Creating a Body of Work





I was talking with the artists in my last workshop, and the questions came up:
“How do artists get all their work to look the same?”
And “How can I get my work to look like that?”
Of course, what we were referencing was the creating of a body of work; and the question being posed pinpointed the issue we have as students of art, which addresses our love of experimentation in the classroom, and then, I think, the lack of follow through in our home studios.
In the classroom, you see, it is a requirement to experiment. You will never learn or stretch enough as an artist if you don’t experiment. But it’s a delicate balance between experimenting and going deeper into your work.
At some point, it would behoove us to leave the road of experimentation and find the more singular path to ourselves, toward our own voice. We need to apply our experiments and move more deeply into those techniques which excite us. Our voice will emerge in the process and our work will begin to hang together.
So the real question is, “How do I move out of experimentation and into creating a body of work?”.
For the answer, I’ll make a nerdy left-brained list of the process of moving into a body of work:
Phase 1:
- Try out different mediums (different art forms). This is the phase where you get to medium-hop.

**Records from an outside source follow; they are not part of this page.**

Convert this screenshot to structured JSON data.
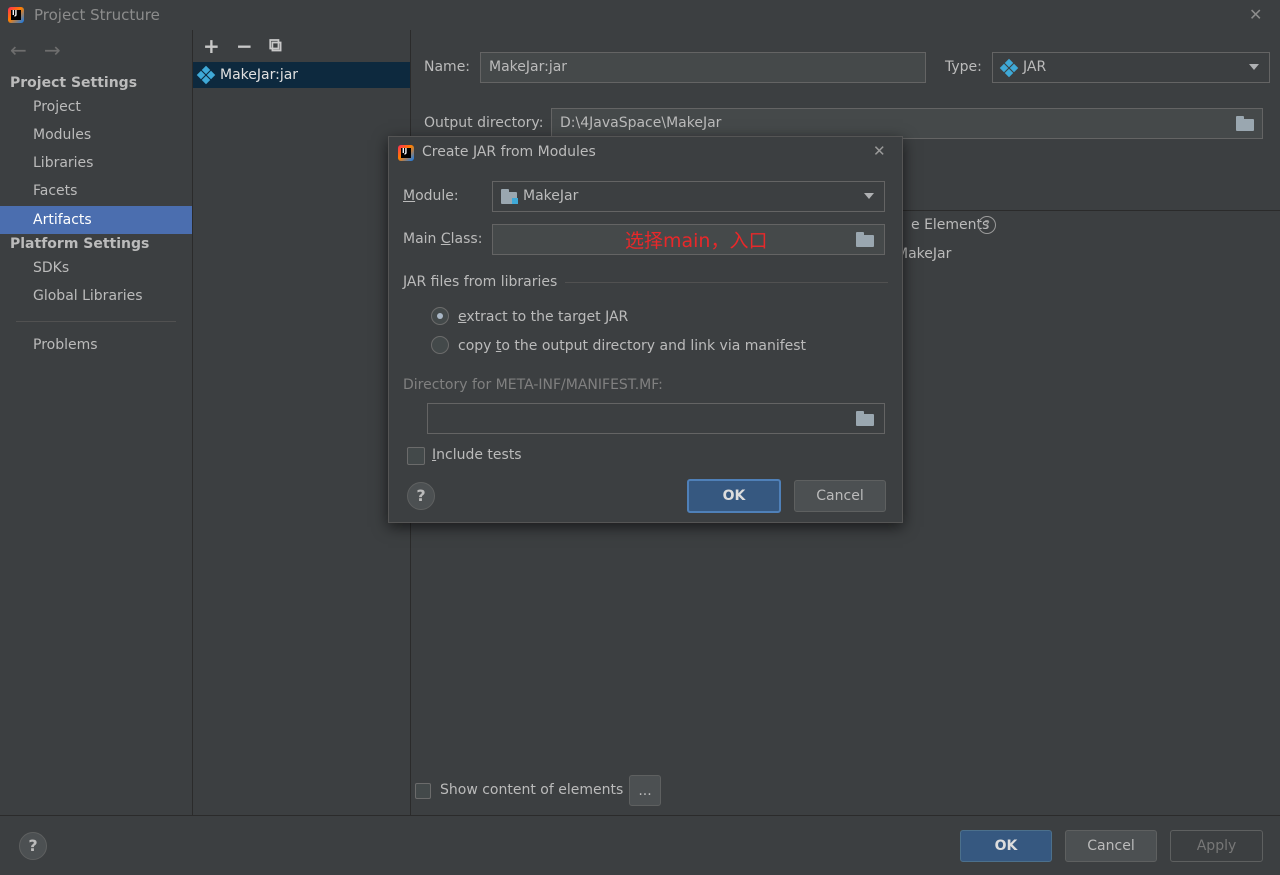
{
  "window": {
    "title": "Project Structure",
    "app_icon_text": "IJ",
    "close_glyph": "✕",
    "back_glyph": "←",
    "forward_glyph": "→"
  },
  "sidebar": {
    "project_settings_header": "Project Settings",
    "project_items": [
      {
        "label": "Project"
      },
      {
        "label": "Modules"
      },
      {
        "label": "Libraries"
      },
      {
        "label": "Facets"
      },
      {
        "label": "Artifacts",
        "selected": true
      }
    ],
    "platform_settings_header": "Platform Settings",
    "platform_items": [
      {
        "label": "SDKs"
      },
      {
        "label": "Global Libraries"
      }
    ],
    "problems_label": "Problems"
  },
  "artifacts_list": {
    "add_glyph": "+",
    "remove_glyph": "−",
    "copy_glyph": "⧉",
    "items": [
      {
        "label": "MakeJar:jar"
      }
    ]
  },
  "artifact_editor": {
    "name_label": "Name:",
    "name_value": "MakeJar:jar",
    "type_label": "Type:",
    "type_value": "JAR",
    "output_dir_label": "Output directory:",
    "output_dir_value": "D:\\4JavaSpace\\MakeJar",
    "available_elements_partial": "e Elements",
    "module_tree_partial": "MakeJar",
    "show_content_label": "Show content of elements",
    "ellipsis_button": "..."
  },
  "dialog": {
    "title": "Create JAR from Modules",
    "close_glyph": "✕",
    "module_label_u": "M",
    "module_label_rest": "odule:",
    "module_value": "MakeJar",
    "main_class_label_pre": "Main ",
    "main_class_label_u": "C",
    "main_class_label_post": "lass:",
    "main_class_annotation": "选择main，入口",
    "jar_files_section": "JAR files from libraries",
    "radio_extract_u": "e",
    "radio_extract_rest": "xtract to the target JAR",
    "radio_copy_pre": "copy ",
    "radio_copy_u": "t",
    "radio_copy_rest": "o the output directory and link via manifest",
    "manifest_dir_label": "Directory for META-INF/MANIFEST.MF:",
    "manifest_dir_value": "",
    "include_tests_u": "I",
    "include_tests_rest": "nclude tests",
    "help_glyph": "?",
    "ok_label": "OK",
    "cancel_label": "Cancel"
  },
  "footer": {
    "help_glyph": "?",
    "ok_label": "OK",
    "cancel_label": "Cancel",
    "apply_label": "Apply"
  },
  "colors": {
    "background": "#3c3f41",
    "selection": "#4b6eaf",
    "primary_button": "#365880",
    "annotation_red": "#e8282a"
  }
}
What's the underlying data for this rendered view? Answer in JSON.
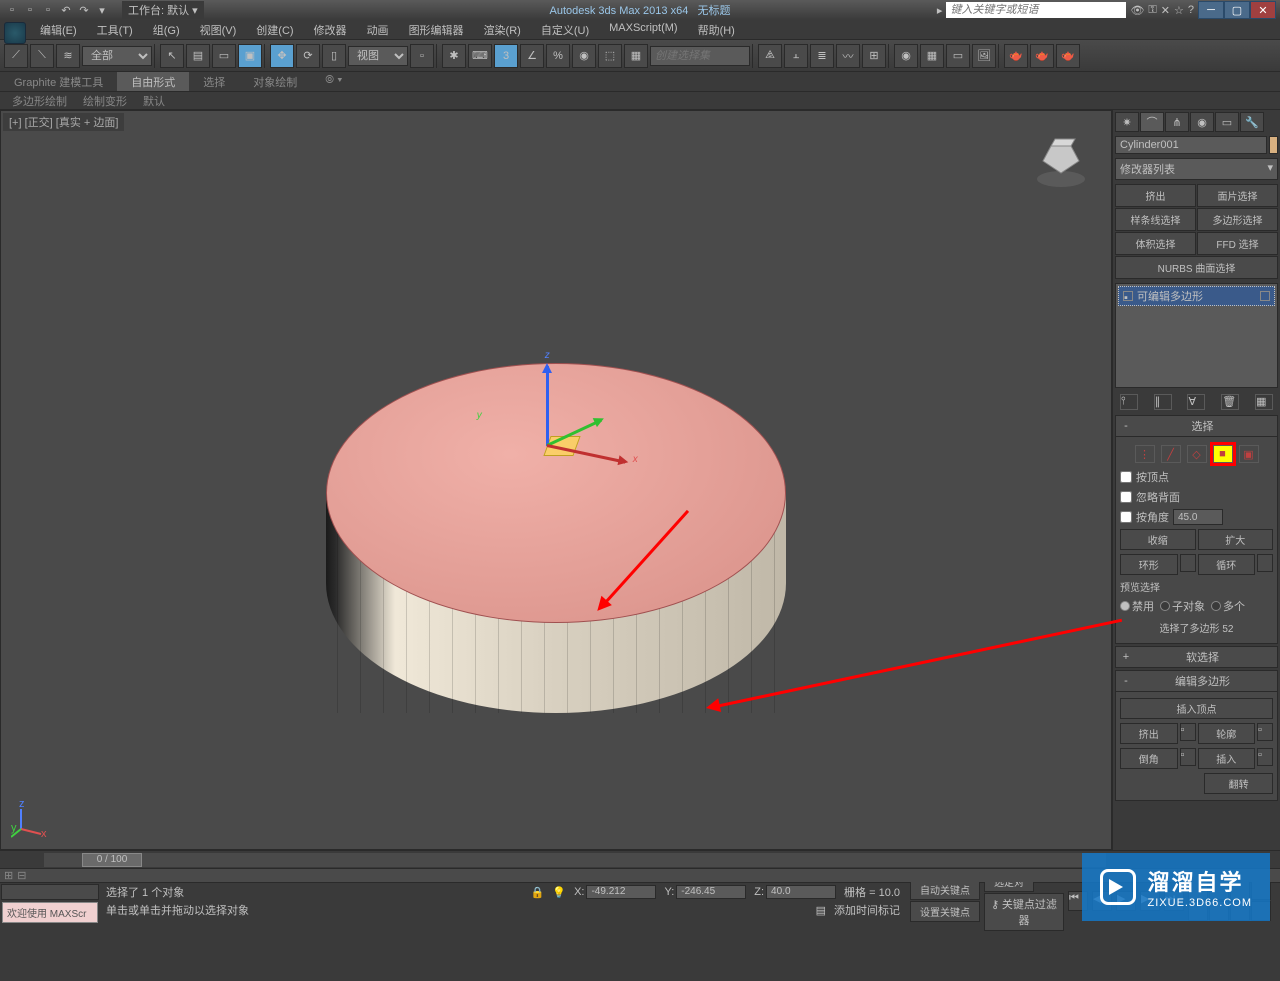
{
  "title": {
    "app": "Autodesk 3ds Max  2013 x64",
    "doc": "无标题",
    "workspace_label": "工作台: 默认",
    "search_placeholder": "键入关键字或短语"
  },
  "menu": {
    "edit": "编辑(E)",
    "tools": "工具(T)",
    "group": "组(G)",
    "views": "视图(V)",
    "create": "创建(C)",
    "modifiers": "修改器",
    "animation": "动画",
    "graph": "图形编辑器",
    "render": "渲染(R)",
    "customize": "自定义(U)",
    "maxscript": "MAXScript(M)",
    "help": "帮助(H)"
  },
  "toolbar": {
    "selfilter": "全部",
    "refcoord": "视图",
    "named_set_placeholder": "创建选择集"
  },
  "ribbon": {
    "graphite": "Graphite 建模工具",
    "freeform": "自由形式",
    "selection": "选择",
    "objpaint": "对象绘制",
    "polydraw": "多边形绘制",
    "paintdeform": "绘制变形",
    "defaults": "默认"
  },
  "viewport": {
    "label": "[+] [正交] [真实 + 边面]",
    "ax": "x",
    "ay": "y",
    "az": "z"
  },
  "panel": {
    "obj_name": "Cylinder001",
    "modlist": "修改器列表",
    "mods": {
      "extrude": "挤出",
      "facesel": "面片选择",
      "splinesel": "样条线选择",
      "polysel": "多边形选择",
      "volsel": "体积选择",
      "ffdsel": "FFD 选择",
      "nurbs": "NURBS 曲面选择"
    },
    "stack_item": "可编辑多边形",
    "rollout_sel": "选择",
    "byvertex": "按顶点",
    "ignoreback": "忽略背面",
    "byangle": "按角度",
    "angle_val": "45.0",
    "shrink": "收缩",
    "grow": "扩大",
    "ring": "环形",
    "loop": "循环",
    "preview_sel": "预览选择",
    "r_off": "禁用",
    "r_subobj": "子对象",
    "r_multi": "多个",
    "sel_status": "选择了多边形 52",
    "rollout_soft": "软选择",
    "rollout_editpoly": "编辑多边形",
    "insert_vert": "插入顶点",
    "extrude2": "挤出",
    "outline": "轮廓",
    "bevel": "倒角",
    "inset": "插入",
    "flip": "翻转"
  },
  "timeline": {
    "pos": "0 / 100"
  },
  "status": {
    "welcome": "欢迎使用  MAXScr",
    "sel_info": "选择了 1 个对象",
    "prompt": "单击或单击并拖动以选择对象",
    "xl": "X:",
    "xv": "-49.212",
    "yl": "Y:",
    "yv": "-246.45",
    "zl": "Z:",
    "zv": "40.0",
    "grid": "栅格 = 10.0",
    "addtime": "添加时间标记",
    "autokey": "自动关键点",
    "selbind": "选定对",
    "setkey": "设置关键点",
    "keyfilter": "关键点过滤器"
  },
  "watermark": {
    "main": "溜溜自学",
    "sub": "ZIXUE.3D66.COM"
  }
}
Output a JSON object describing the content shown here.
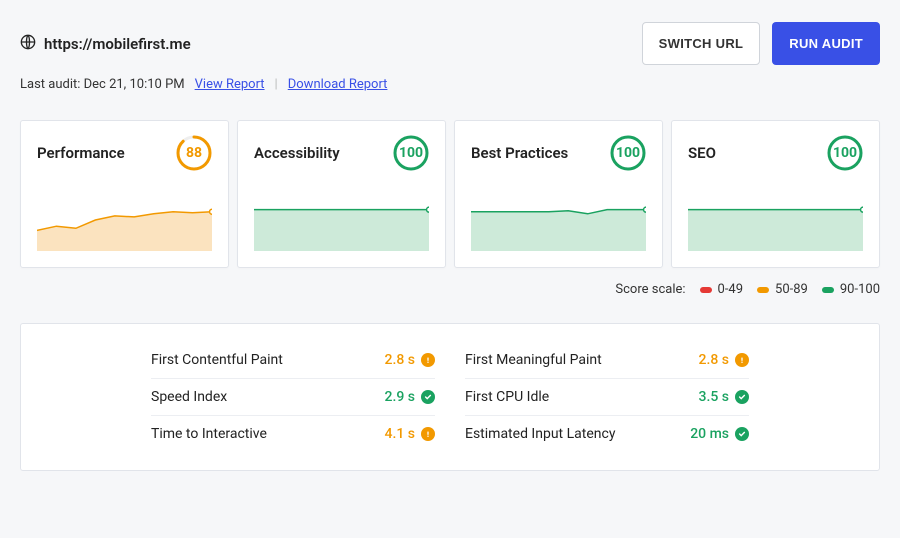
{
  "header": {
    "url": "https://mobilefirst.me",
    "switch_label": "SWITCH URL",
    "run_label": "RUN AUDIT",
    "last_audit_label": "Last audit: Dec 21, 10:10 PM",
    "view_report": "View Report",
    "download_report": "Download Report"
  },
  "colors": {
    "orange": "#f29900",
    "green": "#1aa260",
    "red": "#e53935",
    "area_orange": "#fbe3bf",
    "area_green": "#cdead9"
  },
  "cards": [
    {
      "title": "Performance",
      "score": 88,
      "color": "orange",
      "spark": [
        20,
        24,
        22,
        30,
        34,
        33,
        36,
        38,
        37,
        38
      ]
    },
    {
      "title": "Accessibility",
      "score": 100,
      "color": "green",
      "spark": [
        40,
        40,
        40,
        40,
        40,
        40,
        40,
        40,
        40,
        40
      ]
    },
    {
      "title": "Best Practices",
      "score": 100,
      "color": "green",
      "spark": [
        38,
        38,
        38,
        38,
        38,
        39,
        36,
        40,
        40,
        40
      ]
    },
    {
      "title": "SEO",
      "score": 100,
      "color": "green",
      "spark": [
        40,
        40,
        40,
        40,
        40,
        40,
        40,
        40,
        40,
        40
      ]
    }
  ],
  "scale": {
    "label": "Score scale:",
    "items": [
      {
        "color": "red",
        "text": "0-49"
      },
      {
        "color": "orange",
        "text": "50-89"
      },
      {
        "color": "green",
        "text": "90-100"
      }
    ]
  },
  "metrics": [
    {
      "name": "First Contentful Paint",
      "value": "2.8 s",
      "status": "orange"
    },
    {
      "name": "First Meaningful Paint",
      "value": "2.8 s",
      "status": "orange"
    },
    {
      "name": "Speed Index",
      "value": "2.9 s",
      "status": "green"
    },
    {
      "name": "First CPU Idle",
      "value": "3.5 s",
      "status": "green"
    },
    {
      "name": "Time to Interactive",
      "value": "4.1 s",
      "status": "orange"
    },
    {
      "name": "Estimated Input Latency",
      "value": "20 ms",
      "status": "green"
    }
  ],
  "chart_data": [
    {
      "type": "area",
      "title": "Performance",
      "x": [
        1,
        2,
        3,
        4,
        5,
        6,
        7,
        8,
        9,
        10
      ],
      "values": [
        20,
        24,
        22,
        30,
        34,
        33,
        36,
        38,
        37,
        38
      ],
      "ylim": [
        0,
        60
      ]
    },
    {
      "type": "area",
      "title": "Accessibility",
      "x": [
        1,
        2,
        3,
        4,
        5,
        6,
        7,
        8,
        9,
        10
      ],
      "values": [
        40,
        40,
        40,
        40,
        40,
        40,
        40,
        40,
        40,
        40
      ],
      "ylim": [
        0,
        60
      ]
    },
    {
      "type": "area",
      "title": "Best Practices",
      "x": [
        1,
        2,
        3,
        4,
        5,
        6,
        7,
        8,
        9,
        10
      ],
      "values": [
        38,
        38,
        38,
        38,
        38,
        39,
        36,
        40,
        40,
        40
      ],
      "ylim": [
        0,
        60
      ]
    },
    {
      "type": "area",
      "title": "SEO",
      "x": [
        1,
        2,
        3,
        4,
        5,
        6,
        7,
        8,
        9,
        10
      ],
      "values": [
        40,
        40,
        40,
        40,
        40,
        40,
        40,
        40,
        40,
        40
      ],
      "ylim": [
        0,
        60
      ]
    }
  ]
}
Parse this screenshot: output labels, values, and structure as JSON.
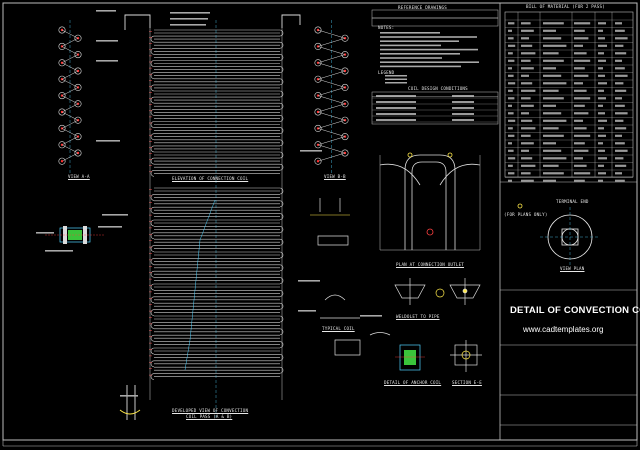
{
  "drawing": {
    "title": "DETAIL OF CONVECTION COIL",
    "website": "www.cadtemplates.org"
  },
  "labels": {
    "elevation": "ELEVATION OF CONNECTION COIL",
    "developed_view": "DEVELOPED VIEW OF CONVECTION",
    "coil_pass": "COIL PASS (A & B)",
    "view_aa": "VIEW A-A",
    "view_bb": "VIEW B-B",
    "plan_outlet": "PLAN AT CONNECTION OUTLET",
    "typical_coil": "TYPICAL COIL",
    "detail_anchor": "DETAIL OF ANCHOR COIL",
    "section_ee": "SECTION E-E",
    "weld_detail": "WELDOLET TO PIPE",
    "for_plans": "(FOR PLANS ONLY)",
    "terminal_end": "TERMINAL END",
    "view_plan": "VIEW PLAN",
    "bill_of_material": "BILL OF MATERIAL (FOR 2 PASS)",
    "reference_drawings": "REFERENCE DRAWINGS",
    "coil_design": "COIL DESIGN CONDITIONS",
    "notes": "NOTES:",
    "legend": "LEGEND"
  }
}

- Settle on a medium that you like (you like encaustic painting? Good choice!). Stop hopping.
Phase 2:
- Experiment within that medium. Apply all that knowledge you have gathered from hopping around, and try out every technique within your new specialty.
- Zero in on techniques that resonate with you, and stay with those techniques for a while. This is where you start to limit yourself, hedge in a boundary and play within it.
- Push these techniques even deeper, getting more personal with them, letting them lead you to new discoveries.
Phase 3:
- Apply your discoveries to a Subject of your choosing.
- In school, art students have the luxury of having the instructor set themes for them to work within, like say, “Metamorphosis”. Then the student would think of a subject that defined that theme for them personally. Eventually, the student created their own themes, just from working long enough under the guidance of caring instructors. But you can do this completely on your own, with some thought, some meditation and some diligence.
- Choose a subject you find interesting. Then look more deeply that subject and apply it to yourself and your life.
- Stay with the subject you pick for a period of time, long enough to make a series of work.
- This then is your body of work.
For instance, choosing a subject like “Botanicals” might lead you to look more deeply into Leaf structures, which makes you think about patterns. You then might apply your look at Patterns in nature to a look at Sidewalk patterns all around you. Thinking about “Things that fly”, which is a random subject, might lead you to make a series on how you would look if you were to fly, or what you might see; which might lead you to what you would see as a fly on the wall. “Entomology” might lead you to look into the leg attachments of beetles, which might lead you to what else in nature attaches in that way, making connections between subjects, and on and on, with you always bringing your subject under scrutiny, moving deeper into a more personal realm of investigation.
By following these steps, and moving from phase to phase, you will find yourself moving more deeply into your unique voice, into areas of yourself that you never knew you had. I bet you’ll find healing there, as well as some fun!
So let go in your experimentation and begin the dance toward your own body of work.
In short: Experiment > grab hold of technique > grab hold of a subject > let loose into the realms of yourself.
So when do you start showing work in galleries?
My encaustic students, I would say, fall in Phase 2, with experimentation within wax being the calling for the day. Artists in Phase 1 will bounce in and out of class, or only come once. I know they landed somewhere else. But I also know that if my Phase 2 artists stay in class long enough, they will probably move into Phase 3. This is the phase where I would expect them to create a home studio, and begin sending their work off to galleries. In college we were taught adamantly that you never show your student work in galleries. We were expected not to show our work until the ideas we were generating were our own, and this, after we had mastered our chosen medium, and conquered a set of self-defined techniques.
The interesting thing is that we are, as artists, scattered across this playful grid of experimentation, each of us in different phases, yet working side by side in the classroom. So enjoy where you are at on your path, keeping your eye on the horizon- your future path- looking to where your work may take you; or better yet, where you may take your work.